11 parsel ile ilgili olarak ne İdare (Orman Genel Müdürlüğü) tarafından orman ağaçları ile ağaçlandırma çalışması yapılmış, ne de 11 parsel üzerinde fiziken, kendiliğinden, orman ağacı olarak nitelendirebileceğimiz bir ağaçlanma oluşmamıştır.

Kaldı ki TAHSİS’in gerçekleştirildiği 12.09.2002 tarihinden bu güne değin, ne muris B.S. ve müvekkillerim mirasçıları, İdare/1er (Hazine/Orman Genel Müdürlüğü) tarafından TAHSİS konusunda bilgilendirilmemiş, ne de İdarelerin 11 Parsel üzerinde Tahsis konusu ile ilgili herhangi bir çalışması olmamıştır.

Yukarıda açıkladığımız sebeplere binaen ;

Dava konusu 157 Ada 11 Parsel no.lu taşınmaz ile ilgili, taşınmazın Orman Vasfına haiz olamayacağına dair Kesin Hüküm (Üsküdar Kadastro Mahkemesi’nin 1998/118 E., 2000/206 K, 19.09.2000 tarihli İlamı) bulunması,

İdarenin, dava konusu 157 Ada 11 Parsel no.lu taşınmazın EYLEMLİ ORMAN sahası içinde kaldığı yönündeki beyanlarının hilafı hakikat olması, sebeplerine binaen, Ümraniye Kadastro Müd. nün 08.03.2010 tarih 1058 sayılı yazıları ile muris B.S.’ın, 157 ada 11 parseldeki tapunun beyanlar hanesindeki hak sahipliğinin usul ve yasaya aykırı olarak iptal edildiğinden, hak/tasarruf sahipliğinin yeniden muris B.S./dolayısıyla müvekkillerim mirasçıları lehine, tesisine ilişkin, TAPU KÜTÜĞÜNÜN TASHİHİ/

DÜZELTİLMESİ’ni talep etme zarureti hasıl olmuştur.

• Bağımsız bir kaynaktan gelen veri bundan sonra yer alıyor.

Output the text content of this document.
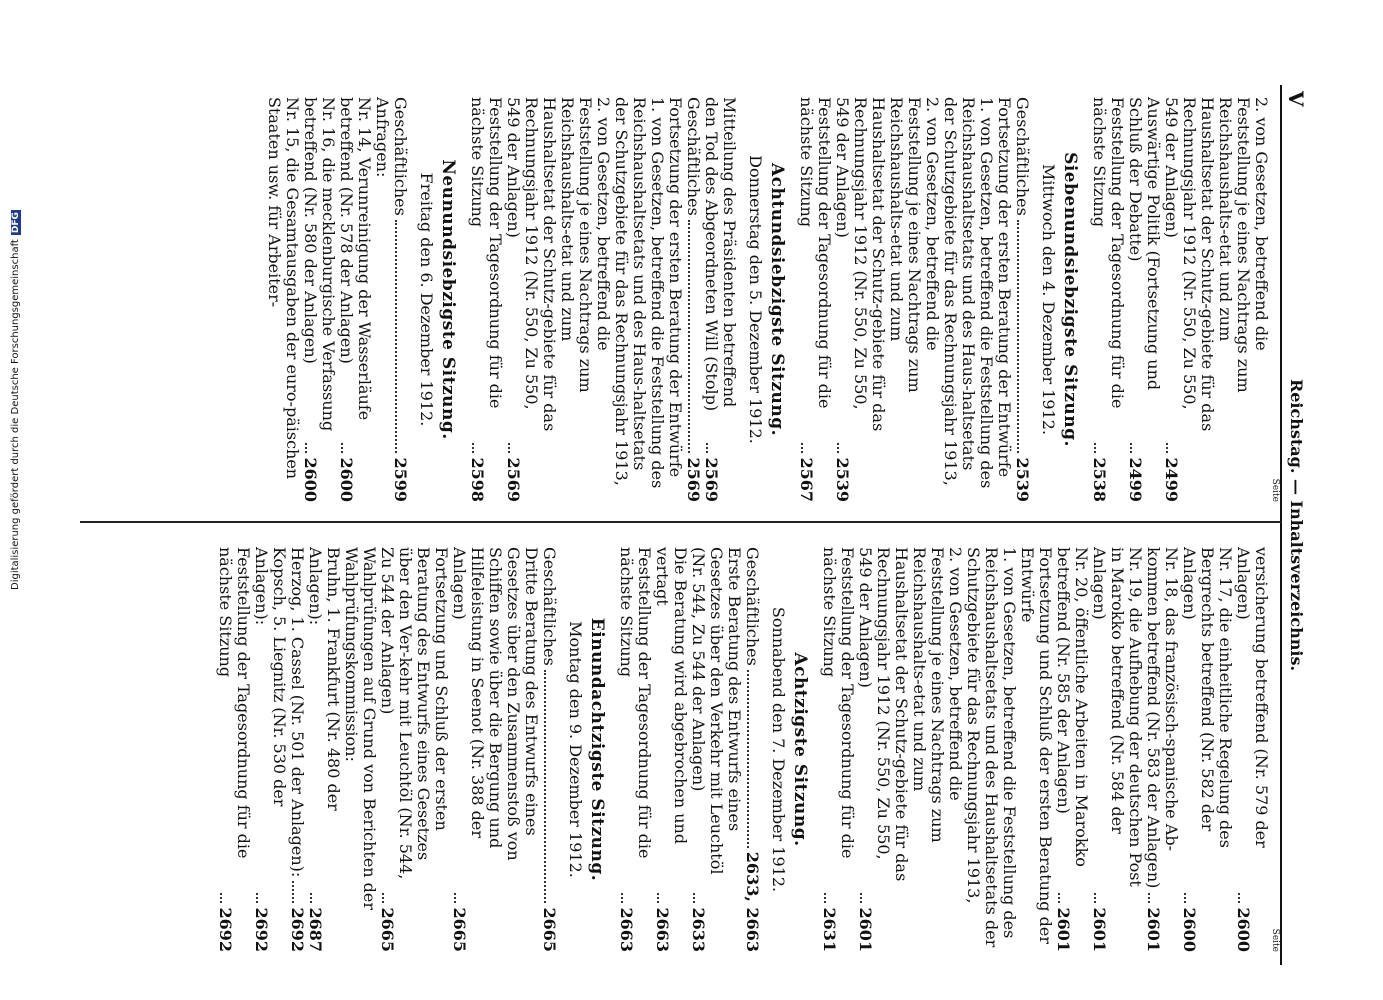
V
Reichstag. — Inhaltsverzeichnis.
Seite
2. von Gesetzen, betreffend die Feststellung je eines Nachtrags zum Reichshaushalts-etat und zum Haushaltsetat der Schutz-gebiete für das Rechnungsjahr 1912 (Nr. 550, Zu 550, 549 der Anlagen)
2499
Auswärtige Politik (Fortsetzung und Schluß der Debatte)
2499
Feststellung der Tagesordnung für die nächste Sitzung
2538
Siebenundsiebzigste Sitzung.
Mittwoch den 4. Dezember 1912.
Geschäftliches
2539
Fortsetzung der ersten Beratung der Entwürfe
1. von Gesetzen, betreffend die Feststellung des Reichshaushaltsetats und des Haus-haltsetats der Schutzgebiete für das Rechnungsjahr 1913,
2. von Gesetzen, betreffend die Feststellung je eines Nachtrags zum Reichshaushalts-etat und zum Haushaltsetat der Schutz-gebiete für das Rechnungsjahr 1912 (Nr. 550, Zu 550, 549 der Anlagen)
2539
Feststellung der Tagesordnung für die nächste Sitzung
2567
Achtundsiebzigste Sitzung.
Donnerstag den 5. Dezember 1912.
Mitteilung des Präsidenten betreffend den Tod des Abgeordneten Will (Stolp)
2569
Geschäftliches
2569
Fortsetzung der ersten Beratung der Entwürfe
1. von Gesetzen, betreffend die Feststellung des Reichshaushaltsetats und des Haus-haltsetats der Schutzgebiete für das Rechnungsjahr 1913,
2. von Gesetzen, betreffend die Feststellung je eines Nachtrags zum Reichshaushalts-etat und zum Haushaltsetat der Schutz-gebiete für das Rechnungsjahr 1912 (Nr. 550, Zu 550, 549 der Anlagen)
2569
Feststellung der Tagesordnung für die nächste Sitzung
2598
Neunundsiebzigste Sitzung.
Freitag den 6. Dezember 1912.
Geschäftliches
2599
Anfragen:
Nr. 14, Verunreinigung der Wasserläufe betreffend (Nr. 578 der Anlagen)
2600
Nr. 16, die mecklenburgische Verfassung betreffend (Nr. 580 der Anlagen)
2600
Nr. 15, die Gesamtausgaben der euro-päischen Staaten usw. für Arbeiter-
Seite
versicherung betreffend (Nr. 579 der Anlagen)
2600
Nr. 17, die einheitliche Regelung des Bergrechts betreffend (Nr. 582 der Anlagen)
2600
Nr. 18, das französisch-spanische Ab-kommen betreffend (Nr. 583 der Anlagen)
2601
Nr. 19, die Aufhebung der deutschen Post in Marokko betreffend (Nr. 584 der Anlagen)
2601
Nr. 20, öffentliche Arbeiten in Marokko betreffend (Nr. 585 der Anlagen)
2601
Fortsetzung und Schluß der ersten Beratung der Entwürfe
1. von Gesetzen, betreffend die Feststellung des Reichshaushaltsetats und des Haushaltsetats der Schutzgebiete für das Rechnungsjahr 1913,
2. von Gesetzen, betreffend die Feststellung je eines Nachtrags zum Reichshaushalts-etat und zum Haushaltsetat der Schutz-gebiete für das Rechnungsjahr 1912 (Nr. 550, Zu 550, 549 der Anlagen)
2601
Feststellung der Tagesordnung für die nächste Sitzung
2631
Achtzigste Sitzung.
Sonnabend den 7. Dezember 1912.
Geschäftliches
2633, 2663
Erste Beratung des Entwurfs eines Gesetzes über den Verkehr mit Leuchtöl (Nr. 544, Zu 544 der Anlagen)
2633
Die Beratung wird abgebrochen und vertagt
2663
Feststellung der Tagesordnung für die nächste Sitzung
2663
Einundachtzigste Sitzung.
Montag den 9. Dezember 1912.
Geschäftliches
2665
Dritte Beratung des Entwurfs eines Gesetzes über den Zusammenstoß von Schiffen sowie über die Bergung und Hilfeleistung in Seenot (Nr. 388 der Anlagen)
2665
Fortsetzung und Schluß der ersten Beratung des Entwurfs eines Gesetzes über den Ver-kehr mit Leuchtöl (Nr. 544, Zu 544 der Anlagen)
2665
Wahlprüfungen auf Grund von Berichten der Wahlprüfungskommission:
Bruhn, 1. Frankfurt (Nr. 480 der Anlagen):
2687
Herzog, 1. Cassel (Nr. 501 der Anlagen):
2692
Kopsch, 5. Liegnitz (Nr. 530 der Anlagen):
2692
Feststellung der Tagesordnung für die nächste Sitzung
2692
Digitalisierung gefördert durch die Deutsche ForschungsgemeinschaftDFG
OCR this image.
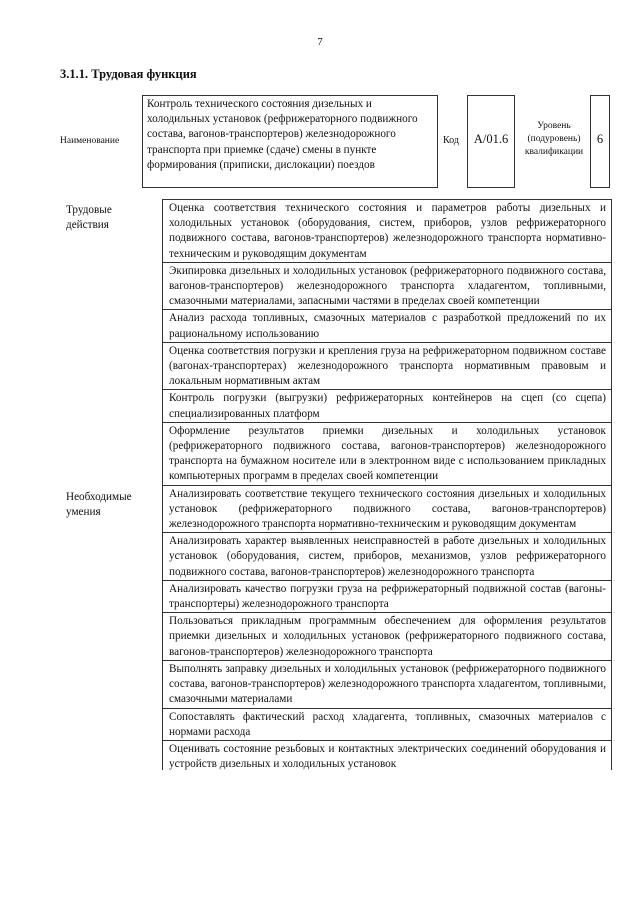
7
3.1.1. Трудовая функция
Наименование
Контроль технического состояния дизельных и холодильных установок (рефрижераторного подвижного состава, вагонов-транспортеров) железнодорожного транспорта при приемке (сдаче) смены в пункте формирования (приписки, дислокации) поездов
Код	А/01.6
Уровень (подуровень) квалификации
6
Трудовые действия
Оценка соответствия технического состояния и параметров работы дизельных и холодильных установок (оборудования, систем, приборов, узлов рефрижераторного подвижного состава, вагонов-транспортеров) железнодорожного транспорта нормативно-техническим и руководящим документам
Экипировка дизельных и холодильных установок (рефрижераторного подвижного состава, вагонов-транспортеров) железнодорожного транспорта хладагентом, топливными, смазочными материалами, запасными частями в пределах своей компетенции
Анализ расхода топливных, смазочных материалов с разработкой предложений по их рациональному использованию
Оценка соответствия погрузки и крепления груза на рефрижераторном подвижном составе (вагонах-транспортерах) железнодорожного транспорта нормативным правовым и локальным нормативным актам
Контроль погрузки (выгрузки) рефрижераторных контейнеров на сцеп (со сцепа) специализированных платформ
Оформление результатов приемки дизельных и холодильных установок (рефрижераторного подвижного состава, вагонов-транспортеров) железнодорожного транспорта на бумажном носителе или в электронном виде с использованием прикладных компьютерных программ в пределах своей компетенции
Необходимые умения
Анализировать соответствие текущего технического состояния дизельных и холодильных установок (рефрижераторного подвижного состава, вагонов-транспортеров) железнодорожного транспорта нормативно-техническим и руководящим документам
Анализировать характер выявленных неисправностей в работе дизельных и холодильных установок (оборудования, систем, приборов, механизмов, узлов рефрижераторного подвижного состава, вагонов-транспортеров) железнодорожного транспорта
Анализировать качество погрузки груза на рефрижераторный подвижной состав (вагоны-транспортеры) железнодорожного транспорта
Пользоваться прикладным программным обеспечением для оформления результатов приемки дизельных и холодильных установок (рефрижераторного подвижного состава, вагонов-транспортеров) железнодорожного транспорта
Выполнять заправку дизельных и холодильных установок (рефрижераторного подвижного состава, вагонов-транспортеров) железнодорожного транспорта хладагентом, топливными, смазочными материалами
Сопоставлять фактический расход хладагента, топливных, смазочных материалов с нормами расхода
Оценивать состояние резьбовых и контактных электрических соединений оборудования и устройств дизельных и холодильных установок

Dava konusu 157 Ada, 11 Parsel no.lu taşınmazın Orman Sınırı dışına çıkartılan, hak sahipliği tespiti yapılan yerlerden olduğu ve bu yerin/taşınmazın fiili kullanıcısı olduğumuz sabit bulunduğundan, taşınmazın Orman Vasfına haiz olamayacağına dair Kesin Hüküm (Üsküdar Kadastro Mahkemesi’nin 1998/118 E., 2000/206 K., 19.09.2000 tarihli İlamı) bulunması, İdarenin, dava konusu 157 Ada 11 Parsel no.lu taşınmazın EYLEMLİ ORMAN sahası içinde kaldığı yönündeki beyanlarının hilafı hakikat olması, sebeplerine binaen, Ümraniye Kadastro Müd. nün 08.03.2010 tarih 1058 sayılı yazılan ile muris B.S.’ın, 157 ada 11 parseldeki tapunun beyanlar hanesindeki hak sahipliğinin usul ve yasaya aykırı olarak iptal edildiğinden hak/tasarruf sahipliğinin yeniden muris B.S./dolayısıyla müvekkillerim mirasçıları lehine, tesisine ilişkin, TAPU KÜTÜĞÜNÜN TASHİHİ/DÜZELTİLMESİ’ne karar verilmesi talep olunur.’’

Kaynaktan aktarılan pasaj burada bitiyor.